Here is a letter from David Daniels to Council concerning the plans for Gaspereau Ave. He has asked us to post here and we are happy to oblige.
January 9, 2012
Dear Council Members:
Please accept the following comments concerning the Gaspereau Avenue apartment project.
I asked at a Council meeting whether the Council had provided any directions to Mr. Morrison for his upcoming negotiations with the developer of the Gaspereau Avenue project. The answer was “no”.
I do not understand why the Council would not provide guidance to staff when staff members are negotiating a development agreement (DA) which amounts to a contract between the Town and the developer.
Recall that Mr. Morrison has already negotiated one DA with the developer. That DA was unanimously rejected by Council. The developer no doubt expended a good deal of time and money working on this rejected proposal. In addition, the developer has now appealed the rejection to the UARB which has resulted in both the Town and the developer incurring legal costs.
Ms. Mombourquette and Mr. Morrison may prepare for the negotiations by reviewing the minutes or recording of the Council meeting at which the first proposal was rejected. But why not then confer directly with the Council members? Council members may provide further insight into what they would like to see and not see in the development. They also may raise new issues which they believe need to be addressed during the negotiations.

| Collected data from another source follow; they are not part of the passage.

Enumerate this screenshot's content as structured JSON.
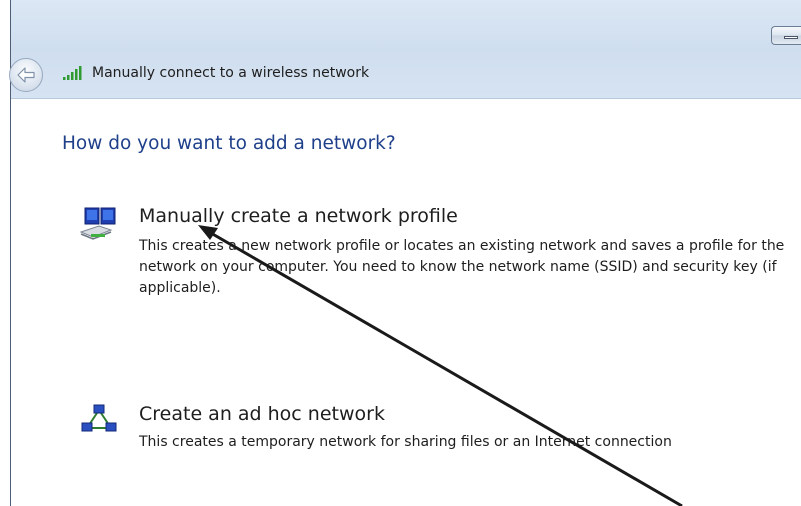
{
  "window": {
    "title": "Manually connect to a wireless network"
  },
  "page": {
    "heading": "How do you want to add a network?"
  },
  "options": [
    {
      "title": "Manually create a network profile",
      "description": "This creates a new network profile or locates an existing network and saves a profile for the network on your computer. You need to know the network name (SSID) and security key (if applicable).",
      "icon": "network-profile-icon"
    },
    {
      "title": "Create an ad hoc network",
      "description": "This creates a temporary network for sharing files or an Internet connection",
      "icon": "ad-hoc-network-icon"
    }
  ],
  "colors": {
    "heading": "#1e3f8a",
    "titlebar": "#d3e0f0",
    "annotation_arrow": "#1a1a1a"
  },
  "icons": {
    "back": "back-arrow-icon",
    "signal": "wireless-signal-icon",
    "minimize": "minimize-icon"
  }
}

Let me be clear. I am not suggesting that individual Council members provide absolute conditions which must be satisfied before he would vote in favour of a proposal. Rather, Council members should be able to express concerns and issues which they believe should be part of the negotiations. Providing this sort of guidance does not preclude Council members from coming to the public hearing with an open mind and being amenable to persuasion.
Although it may be difficult to predict the outcome of the pending UARB appeal, it is important when negotiating with the developer to have some sense of the developer’s chances of success. If the negotiations break down, the developer has the option of moving forward with the litigation. If his chances of success at the UARB are not good, then the Town is in a better position to make demands on the developer.

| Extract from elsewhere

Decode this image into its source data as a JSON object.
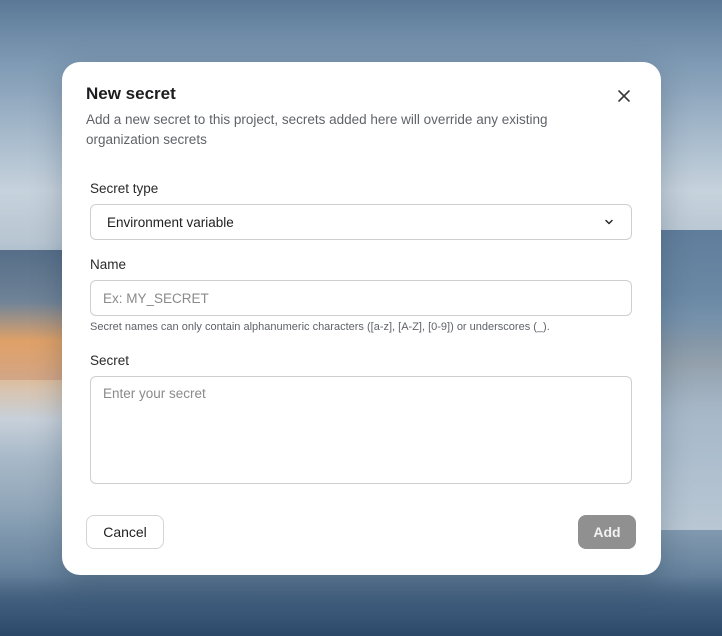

One question I do not know the answer to is: does the Town have the obligation to consider a second proposal if the negotiations break down while litigation is on hold? The answer might depend upon the nature of the consent given by the Town when it agreed to adjourn the UARB proceeding.
The Town should consider retaining a qualified planning consultant to participate in its negotiations with the developer. (Perhaps some cooperative arrangement can be reached with Kings County.) The final building approved will very likely be a large one with the potential to have a significant impact upon the Town.
A qualified planner can assist the Town in setting out its negotiation position or in responding to particular details in the developer’s proposal. A qualified planner may bring suggestions and perspectives to the negotiation table which would not otherwise be thought of.
In addition, the involvement of a qualified planner might make future litigation less likely. For example, the developer may claim that an idea suggested by the Town is not reasonably consistent with the Town’s MPS or goes against accepted planning practices. If the Town’s idea has the okay of a qualified planner, the Town will have a comfort level in making the demand, and the developer will know that the idea has the imprimatur of a planner. The developer will be less likely to want to litigate if he knows that the Town planner will testify as an expert that the Council’s decision is in line with good planning practices and is reasonably consistent with Town’s MPS.
Thank you for taking the time to consider my comments.